SPACE.com: In your estimation, what is the most revolutionary development in the coming years?

McCALL: If we're going to continue the improvements in processor speed, then nanotechnology has to come. Eventually, you will reach size limits on computer chips, no matter what the material is. There are some significant problems associated with nanotechnologies. When you are only dealing with one electron, the noise is equal to the signal. So we're going to have to figure out how to live with those kind of noise levels. We'll need to learn how to generate signals from very few particles.

SPACE.com: Any other space capability that is likely to show up in the future?

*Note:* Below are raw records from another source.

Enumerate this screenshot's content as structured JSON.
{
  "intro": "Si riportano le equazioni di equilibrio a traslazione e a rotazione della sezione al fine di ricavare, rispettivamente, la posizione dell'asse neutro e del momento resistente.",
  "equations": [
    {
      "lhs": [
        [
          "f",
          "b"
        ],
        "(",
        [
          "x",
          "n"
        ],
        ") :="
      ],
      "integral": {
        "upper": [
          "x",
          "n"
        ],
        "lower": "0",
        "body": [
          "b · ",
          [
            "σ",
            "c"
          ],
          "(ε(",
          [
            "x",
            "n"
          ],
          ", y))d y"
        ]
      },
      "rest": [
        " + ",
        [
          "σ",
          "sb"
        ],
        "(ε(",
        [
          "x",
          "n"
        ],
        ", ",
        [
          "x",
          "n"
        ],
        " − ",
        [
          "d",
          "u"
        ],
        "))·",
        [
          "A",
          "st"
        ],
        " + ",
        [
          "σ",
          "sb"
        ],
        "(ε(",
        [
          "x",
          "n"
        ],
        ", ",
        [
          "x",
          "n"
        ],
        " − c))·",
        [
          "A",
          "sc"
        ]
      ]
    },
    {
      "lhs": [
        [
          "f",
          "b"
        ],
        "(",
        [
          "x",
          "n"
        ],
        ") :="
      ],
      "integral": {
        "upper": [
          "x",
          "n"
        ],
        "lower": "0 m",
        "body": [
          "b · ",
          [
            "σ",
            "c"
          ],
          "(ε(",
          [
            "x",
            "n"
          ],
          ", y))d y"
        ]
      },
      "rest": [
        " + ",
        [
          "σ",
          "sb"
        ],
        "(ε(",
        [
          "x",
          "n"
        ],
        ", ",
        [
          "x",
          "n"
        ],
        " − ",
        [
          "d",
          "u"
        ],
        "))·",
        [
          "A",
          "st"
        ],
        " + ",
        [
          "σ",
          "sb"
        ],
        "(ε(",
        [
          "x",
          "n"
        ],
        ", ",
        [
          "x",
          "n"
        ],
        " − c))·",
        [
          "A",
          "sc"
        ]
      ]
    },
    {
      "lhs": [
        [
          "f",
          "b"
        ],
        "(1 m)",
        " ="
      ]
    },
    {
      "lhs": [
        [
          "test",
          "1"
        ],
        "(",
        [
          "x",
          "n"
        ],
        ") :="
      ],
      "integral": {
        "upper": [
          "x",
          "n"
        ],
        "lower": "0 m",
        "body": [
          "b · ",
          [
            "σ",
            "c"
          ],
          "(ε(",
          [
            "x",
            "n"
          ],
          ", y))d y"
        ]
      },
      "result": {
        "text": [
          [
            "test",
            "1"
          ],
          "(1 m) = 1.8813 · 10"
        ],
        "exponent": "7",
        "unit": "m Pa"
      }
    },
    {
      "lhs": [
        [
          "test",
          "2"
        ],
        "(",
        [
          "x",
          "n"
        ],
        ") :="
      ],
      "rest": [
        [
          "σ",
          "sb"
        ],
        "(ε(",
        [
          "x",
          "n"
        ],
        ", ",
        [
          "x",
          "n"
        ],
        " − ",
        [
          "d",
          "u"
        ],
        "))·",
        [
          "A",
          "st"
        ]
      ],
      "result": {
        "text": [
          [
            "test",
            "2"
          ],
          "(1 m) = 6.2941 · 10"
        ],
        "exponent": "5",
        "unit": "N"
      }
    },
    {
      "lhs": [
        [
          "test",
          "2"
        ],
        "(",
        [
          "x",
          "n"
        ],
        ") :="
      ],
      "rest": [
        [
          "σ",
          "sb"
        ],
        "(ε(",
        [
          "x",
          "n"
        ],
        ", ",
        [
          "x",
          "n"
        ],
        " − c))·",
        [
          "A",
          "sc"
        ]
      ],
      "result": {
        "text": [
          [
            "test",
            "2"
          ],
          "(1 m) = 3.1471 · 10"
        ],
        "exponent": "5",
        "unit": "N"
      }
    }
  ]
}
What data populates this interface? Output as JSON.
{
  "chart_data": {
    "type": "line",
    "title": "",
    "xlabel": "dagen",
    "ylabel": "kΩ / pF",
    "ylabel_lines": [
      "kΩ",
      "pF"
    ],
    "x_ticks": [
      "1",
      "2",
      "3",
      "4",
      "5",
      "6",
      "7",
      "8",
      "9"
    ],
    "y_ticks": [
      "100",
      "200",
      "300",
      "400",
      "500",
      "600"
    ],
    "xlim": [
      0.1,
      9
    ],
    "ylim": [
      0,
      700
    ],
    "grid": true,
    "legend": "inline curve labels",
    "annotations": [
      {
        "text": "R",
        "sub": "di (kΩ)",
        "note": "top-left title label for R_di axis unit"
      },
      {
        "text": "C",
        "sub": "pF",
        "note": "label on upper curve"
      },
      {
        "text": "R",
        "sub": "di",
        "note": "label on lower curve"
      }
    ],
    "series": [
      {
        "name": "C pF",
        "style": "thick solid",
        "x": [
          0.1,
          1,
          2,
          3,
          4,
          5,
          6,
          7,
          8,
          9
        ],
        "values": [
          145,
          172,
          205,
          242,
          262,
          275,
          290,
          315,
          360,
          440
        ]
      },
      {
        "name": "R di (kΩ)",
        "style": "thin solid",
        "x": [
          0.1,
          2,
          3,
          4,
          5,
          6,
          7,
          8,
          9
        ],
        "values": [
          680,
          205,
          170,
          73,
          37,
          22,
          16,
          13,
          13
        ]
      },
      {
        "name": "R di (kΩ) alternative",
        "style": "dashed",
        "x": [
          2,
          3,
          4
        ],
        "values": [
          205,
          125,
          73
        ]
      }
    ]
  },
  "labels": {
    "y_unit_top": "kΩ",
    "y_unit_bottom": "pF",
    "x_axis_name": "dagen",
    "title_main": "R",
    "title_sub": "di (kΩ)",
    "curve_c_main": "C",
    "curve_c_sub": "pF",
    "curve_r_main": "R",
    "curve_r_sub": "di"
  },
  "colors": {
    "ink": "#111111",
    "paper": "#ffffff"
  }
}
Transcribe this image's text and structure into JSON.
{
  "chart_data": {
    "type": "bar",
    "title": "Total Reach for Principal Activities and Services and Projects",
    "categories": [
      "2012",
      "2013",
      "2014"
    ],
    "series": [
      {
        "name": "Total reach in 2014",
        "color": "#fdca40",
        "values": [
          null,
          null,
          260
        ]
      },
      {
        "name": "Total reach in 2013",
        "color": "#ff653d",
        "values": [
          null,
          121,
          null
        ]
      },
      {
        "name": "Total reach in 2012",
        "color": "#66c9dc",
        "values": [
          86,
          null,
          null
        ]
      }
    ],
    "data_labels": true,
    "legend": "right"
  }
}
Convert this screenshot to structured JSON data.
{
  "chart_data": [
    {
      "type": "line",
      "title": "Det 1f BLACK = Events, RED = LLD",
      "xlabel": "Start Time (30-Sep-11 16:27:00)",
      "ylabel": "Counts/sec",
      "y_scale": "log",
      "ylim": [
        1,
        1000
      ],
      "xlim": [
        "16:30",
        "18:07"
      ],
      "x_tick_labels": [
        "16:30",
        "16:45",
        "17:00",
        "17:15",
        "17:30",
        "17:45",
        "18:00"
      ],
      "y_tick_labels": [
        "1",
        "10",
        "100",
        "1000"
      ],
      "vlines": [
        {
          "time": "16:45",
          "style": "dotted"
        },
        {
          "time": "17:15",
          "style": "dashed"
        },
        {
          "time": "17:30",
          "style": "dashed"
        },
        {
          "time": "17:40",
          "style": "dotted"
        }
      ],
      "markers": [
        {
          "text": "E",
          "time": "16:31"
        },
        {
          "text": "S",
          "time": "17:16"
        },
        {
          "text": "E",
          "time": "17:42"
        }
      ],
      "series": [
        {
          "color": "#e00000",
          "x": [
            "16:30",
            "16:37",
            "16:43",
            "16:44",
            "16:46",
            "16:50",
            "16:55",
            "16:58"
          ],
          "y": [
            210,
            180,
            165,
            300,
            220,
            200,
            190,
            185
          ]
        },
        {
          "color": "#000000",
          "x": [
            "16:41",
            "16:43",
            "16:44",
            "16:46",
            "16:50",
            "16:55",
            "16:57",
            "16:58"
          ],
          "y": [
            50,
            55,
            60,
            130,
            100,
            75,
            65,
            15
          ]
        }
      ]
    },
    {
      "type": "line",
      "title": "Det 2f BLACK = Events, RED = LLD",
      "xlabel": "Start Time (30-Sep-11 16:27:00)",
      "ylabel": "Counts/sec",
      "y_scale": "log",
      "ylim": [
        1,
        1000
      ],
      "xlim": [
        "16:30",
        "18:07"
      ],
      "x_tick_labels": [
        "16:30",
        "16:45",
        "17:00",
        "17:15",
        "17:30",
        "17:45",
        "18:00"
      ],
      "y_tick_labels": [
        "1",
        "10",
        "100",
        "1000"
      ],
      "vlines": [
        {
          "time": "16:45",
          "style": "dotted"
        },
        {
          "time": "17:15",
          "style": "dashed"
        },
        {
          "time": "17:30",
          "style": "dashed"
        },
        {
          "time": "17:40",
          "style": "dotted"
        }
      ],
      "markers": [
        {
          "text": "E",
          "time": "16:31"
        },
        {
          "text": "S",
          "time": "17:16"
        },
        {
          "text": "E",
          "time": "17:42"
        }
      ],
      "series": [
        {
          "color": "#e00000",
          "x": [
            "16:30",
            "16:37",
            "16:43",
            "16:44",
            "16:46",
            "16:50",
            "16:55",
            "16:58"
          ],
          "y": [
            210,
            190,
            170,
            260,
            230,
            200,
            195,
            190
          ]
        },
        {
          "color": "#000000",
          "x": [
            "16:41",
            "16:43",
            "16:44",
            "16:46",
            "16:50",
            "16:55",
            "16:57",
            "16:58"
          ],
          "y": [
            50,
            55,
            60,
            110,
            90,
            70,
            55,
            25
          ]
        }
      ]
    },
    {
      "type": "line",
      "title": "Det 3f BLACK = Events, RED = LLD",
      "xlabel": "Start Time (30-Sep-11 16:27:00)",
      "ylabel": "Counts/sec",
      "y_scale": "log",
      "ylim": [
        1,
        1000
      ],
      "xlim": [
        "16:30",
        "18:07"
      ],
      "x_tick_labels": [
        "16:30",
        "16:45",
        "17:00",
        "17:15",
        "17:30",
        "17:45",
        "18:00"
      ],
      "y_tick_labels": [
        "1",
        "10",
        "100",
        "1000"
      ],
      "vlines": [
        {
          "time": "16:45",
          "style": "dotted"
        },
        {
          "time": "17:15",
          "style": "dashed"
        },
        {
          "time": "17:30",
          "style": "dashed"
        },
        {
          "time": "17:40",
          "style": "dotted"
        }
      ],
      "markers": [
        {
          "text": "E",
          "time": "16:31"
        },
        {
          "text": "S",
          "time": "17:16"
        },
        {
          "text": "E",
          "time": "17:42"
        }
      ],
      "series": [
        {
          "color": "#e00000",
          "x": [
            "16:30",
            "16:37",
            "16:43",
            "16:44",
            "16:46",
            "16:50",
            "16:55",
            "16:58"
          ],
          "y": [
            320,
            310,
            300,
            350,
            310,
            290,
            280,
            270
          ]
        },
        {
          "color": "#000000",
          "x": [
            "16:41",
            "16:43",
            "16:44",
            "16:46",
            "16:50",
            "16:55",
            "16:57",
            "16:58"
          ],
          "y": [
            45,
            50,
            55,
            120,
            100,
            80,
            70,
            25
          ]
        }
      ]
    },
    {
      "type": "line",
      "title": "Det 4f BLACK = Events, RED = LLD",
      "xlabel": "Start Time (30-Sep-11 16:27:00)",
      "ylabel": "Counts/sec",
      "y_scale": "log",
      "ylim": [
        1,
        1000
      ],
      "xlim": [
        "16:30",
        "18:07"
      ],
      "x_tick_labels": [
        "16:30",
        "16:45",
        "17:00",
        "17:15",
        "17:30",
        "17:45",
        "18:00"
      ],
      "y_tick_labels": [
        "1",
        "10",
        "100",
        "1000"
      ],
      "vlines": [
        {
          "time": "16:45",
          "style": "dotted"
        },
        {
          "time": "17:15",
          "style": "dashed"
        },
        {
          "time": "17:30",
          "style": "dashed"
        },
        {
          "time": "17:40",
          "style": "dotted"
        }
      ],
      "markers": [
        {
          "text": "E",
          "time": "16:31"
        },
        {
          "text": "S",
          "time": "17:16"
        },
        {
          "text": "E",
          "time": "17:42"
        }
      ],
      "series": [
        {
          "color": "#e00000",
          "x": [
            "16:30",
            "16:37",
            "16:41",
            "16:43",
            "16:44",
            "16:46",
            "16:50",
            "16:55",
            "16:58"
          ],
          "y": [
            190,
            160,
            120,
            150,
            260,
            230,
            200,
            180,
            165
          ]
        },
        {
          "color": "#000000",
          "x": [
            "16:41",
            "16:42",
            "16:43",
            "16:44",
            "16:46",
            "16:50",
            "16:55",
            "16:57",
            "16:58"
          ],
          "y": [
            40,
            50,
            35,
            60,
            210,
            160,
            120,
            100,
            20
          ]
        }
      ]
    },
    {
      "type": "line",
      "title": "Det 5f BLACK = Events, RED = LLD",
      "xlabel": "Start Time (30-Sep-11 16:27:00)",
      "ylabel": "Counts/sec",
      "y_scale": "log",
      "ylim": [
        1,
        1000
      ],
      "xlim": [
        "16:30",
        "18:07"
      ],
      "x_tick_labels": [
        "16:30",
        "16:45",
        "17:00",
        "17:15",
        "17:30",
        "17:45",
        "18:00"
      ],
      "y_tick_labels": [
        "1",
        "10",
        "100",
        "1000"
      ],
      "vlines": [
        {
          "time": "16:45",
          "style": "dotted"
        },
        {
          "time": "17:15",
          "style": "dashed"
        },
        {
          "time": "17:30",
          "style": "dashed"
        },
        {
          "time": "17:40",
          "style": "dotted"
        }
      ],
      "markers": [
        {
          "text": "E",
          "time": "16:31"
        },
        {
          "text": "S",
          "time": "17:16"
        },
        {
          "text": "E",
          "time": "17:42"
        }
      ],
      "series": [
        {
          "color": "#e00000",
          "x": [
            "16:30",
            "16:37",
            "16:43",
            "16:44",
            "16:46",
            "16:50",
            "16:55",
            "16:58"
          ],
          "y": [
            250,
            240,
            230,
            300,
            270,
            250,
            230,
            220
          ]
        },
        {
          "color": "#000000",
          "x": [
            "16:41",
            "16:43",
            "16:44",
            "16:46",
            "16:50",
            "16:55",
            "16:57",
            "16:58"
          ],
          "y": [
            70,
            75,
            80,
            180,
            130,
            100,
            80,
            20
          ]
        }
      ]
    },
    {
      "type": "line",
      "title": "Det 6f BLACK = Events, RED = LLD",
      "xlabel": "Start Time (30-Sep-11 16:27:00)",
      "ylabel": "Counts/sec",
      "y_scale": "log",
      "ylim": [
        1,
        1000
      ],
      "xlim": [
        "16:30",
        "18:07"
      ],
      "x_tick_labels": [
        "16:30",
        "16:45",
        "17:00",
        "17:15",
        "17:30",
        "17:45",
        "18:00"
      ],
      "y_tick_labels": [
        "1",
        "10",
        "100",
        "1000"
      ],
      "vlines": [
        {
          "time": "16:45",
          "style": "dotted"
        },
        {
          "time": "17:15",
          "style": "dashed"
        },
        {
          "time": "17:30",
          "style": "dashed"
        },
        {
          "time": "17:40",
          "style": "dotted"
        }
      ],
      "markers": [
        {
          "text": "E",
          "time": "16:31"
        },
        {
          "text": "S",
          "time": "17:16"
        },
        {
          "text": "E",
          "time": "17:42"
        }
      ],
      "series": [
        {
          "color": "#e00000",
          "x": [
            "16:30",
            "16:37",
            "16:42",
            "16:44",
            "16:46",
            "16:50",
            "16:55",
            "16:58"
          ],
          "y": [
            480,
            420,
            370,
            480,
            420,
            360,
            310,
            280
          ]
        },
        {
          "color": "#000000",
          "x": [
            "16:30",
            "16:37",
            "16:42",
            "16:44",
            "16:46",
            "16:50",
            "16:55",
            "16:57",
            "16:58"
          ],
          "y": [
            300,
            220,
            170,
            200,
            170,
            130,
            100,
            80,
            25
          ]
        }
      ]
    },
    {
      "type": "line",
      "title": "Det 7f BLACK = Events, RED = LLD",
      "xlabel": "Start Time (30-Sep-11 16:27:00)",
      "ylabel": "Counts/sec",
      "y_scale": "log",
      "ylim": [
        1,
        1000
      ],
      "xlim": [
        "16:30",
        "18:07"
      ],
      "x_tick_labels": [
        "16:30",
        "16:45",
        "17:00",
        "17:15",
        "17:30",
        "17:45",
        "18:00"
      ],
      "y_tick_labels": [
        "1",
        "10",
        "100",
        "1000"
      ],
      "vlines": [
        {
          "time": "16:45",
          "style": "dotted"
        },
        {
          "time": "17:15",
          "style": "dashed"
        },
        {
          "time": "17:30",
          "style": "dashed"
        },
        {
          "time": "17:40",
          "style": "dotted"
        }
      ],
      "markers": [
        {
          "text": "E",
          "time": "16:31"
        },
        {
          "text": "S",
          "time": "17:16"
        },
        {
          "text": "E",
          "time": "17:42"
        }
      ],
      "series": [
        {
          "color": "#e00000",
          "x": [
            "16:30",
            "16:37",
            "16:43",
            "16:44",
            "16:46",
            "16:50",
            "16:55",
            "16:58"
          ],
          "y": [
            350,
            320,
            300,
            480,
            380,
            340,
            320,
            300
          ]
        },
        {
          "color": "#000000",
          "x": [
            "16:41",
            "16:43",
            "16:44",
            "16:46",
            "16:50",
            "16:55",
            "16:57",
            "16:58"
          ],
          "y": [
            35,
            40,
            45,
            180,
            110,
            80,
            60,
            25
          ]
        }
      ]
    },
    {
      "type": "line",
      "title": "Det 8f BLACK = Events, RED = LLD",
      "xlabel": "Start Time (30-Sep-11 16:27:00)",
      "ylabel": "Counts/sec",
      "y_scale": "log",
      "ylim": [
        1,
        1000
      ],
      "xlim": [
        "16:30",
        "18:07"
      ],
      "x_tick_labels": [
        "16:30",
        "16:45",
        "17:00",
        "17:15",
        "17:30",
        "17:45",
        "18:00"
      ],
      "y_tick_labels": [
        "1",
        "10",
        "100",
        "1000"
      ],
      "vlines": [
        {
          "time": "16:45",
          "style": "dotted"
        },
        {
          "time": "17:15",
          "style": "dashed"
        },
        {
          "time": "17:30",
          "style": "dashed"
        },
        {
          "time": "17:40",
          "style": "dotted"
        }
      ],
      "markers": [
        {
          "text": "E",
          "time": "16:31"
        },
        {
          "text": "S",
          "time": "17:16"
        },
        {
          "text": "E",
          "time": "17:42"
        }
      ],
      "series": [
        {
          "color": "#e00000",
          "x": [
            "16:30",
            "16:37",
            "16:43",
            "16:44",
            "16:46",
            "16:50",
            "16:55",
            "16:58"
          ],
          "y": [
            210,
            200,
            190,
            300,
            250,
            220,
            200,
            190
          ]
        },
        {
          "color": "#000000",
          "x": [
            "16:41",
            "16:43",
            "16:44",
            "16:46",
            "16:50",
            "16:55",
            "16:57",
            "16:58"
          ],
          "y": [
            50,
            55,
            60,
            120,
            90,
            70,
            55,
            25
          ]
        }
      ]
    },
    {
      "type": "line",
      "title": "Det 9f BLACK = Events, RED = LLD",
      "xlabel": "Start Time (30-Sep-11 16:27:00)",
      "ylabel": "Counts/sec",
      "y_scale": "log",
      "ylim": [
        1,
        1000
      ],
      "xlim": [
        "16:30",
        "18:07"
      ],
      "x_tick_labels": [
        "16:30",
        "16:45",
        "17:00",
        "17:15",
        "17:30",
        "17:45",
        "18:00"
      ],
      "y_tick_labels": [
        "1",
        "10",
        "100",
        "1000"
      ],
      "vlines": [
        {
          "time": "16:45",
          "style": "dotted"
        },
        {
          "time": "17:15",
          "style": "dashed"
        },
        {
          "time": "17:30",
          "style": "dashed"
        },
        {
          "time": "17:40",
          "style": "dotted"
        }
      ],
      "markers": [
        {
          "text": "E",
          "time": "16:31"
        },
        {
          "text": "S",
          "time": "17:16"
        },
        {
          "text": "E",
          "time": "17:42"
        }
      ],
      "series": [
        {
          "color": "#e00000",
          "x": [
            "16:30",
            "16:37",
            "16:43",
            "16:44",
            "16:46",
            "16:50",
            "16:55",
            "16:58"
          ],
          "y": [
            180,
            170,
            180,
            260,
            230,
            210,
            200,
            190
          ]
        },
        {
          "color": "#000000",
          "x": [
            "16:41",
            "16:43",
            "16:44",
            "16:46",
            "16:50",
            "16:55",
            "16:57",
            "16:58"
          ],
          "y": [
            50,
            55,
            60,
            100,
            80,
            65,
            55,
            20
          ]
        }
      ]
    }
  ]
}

McCALL: We now have some modernization programs going for GPS. But they really are not adequate. They are the best we can do for the moment with our current satellites and technologies. In another 10 years, we're going to know that GPS is not really adequate. We're going to need a new system. So one of the future jobs for space is fielding a global-navigation satellite system. We shouldn't forget that navigation also includes timing. In the information world, timing is going to become more and more important. We may see the day where the timing is more important than the position.

Right now, we can do a nanosecond. We probably need to do better than that -- down to, perhaps, a tenth of that. We want to get position resolution, maybe, down to a foot.

We also need to develop systems that can't be jammed. I think we know how to do that. But it's going to be a few billion dollars and probably another decade. That's kind of our time frame.

Eventually, we're all going to run out of time. But you know you've got to be an optimist to work in this business.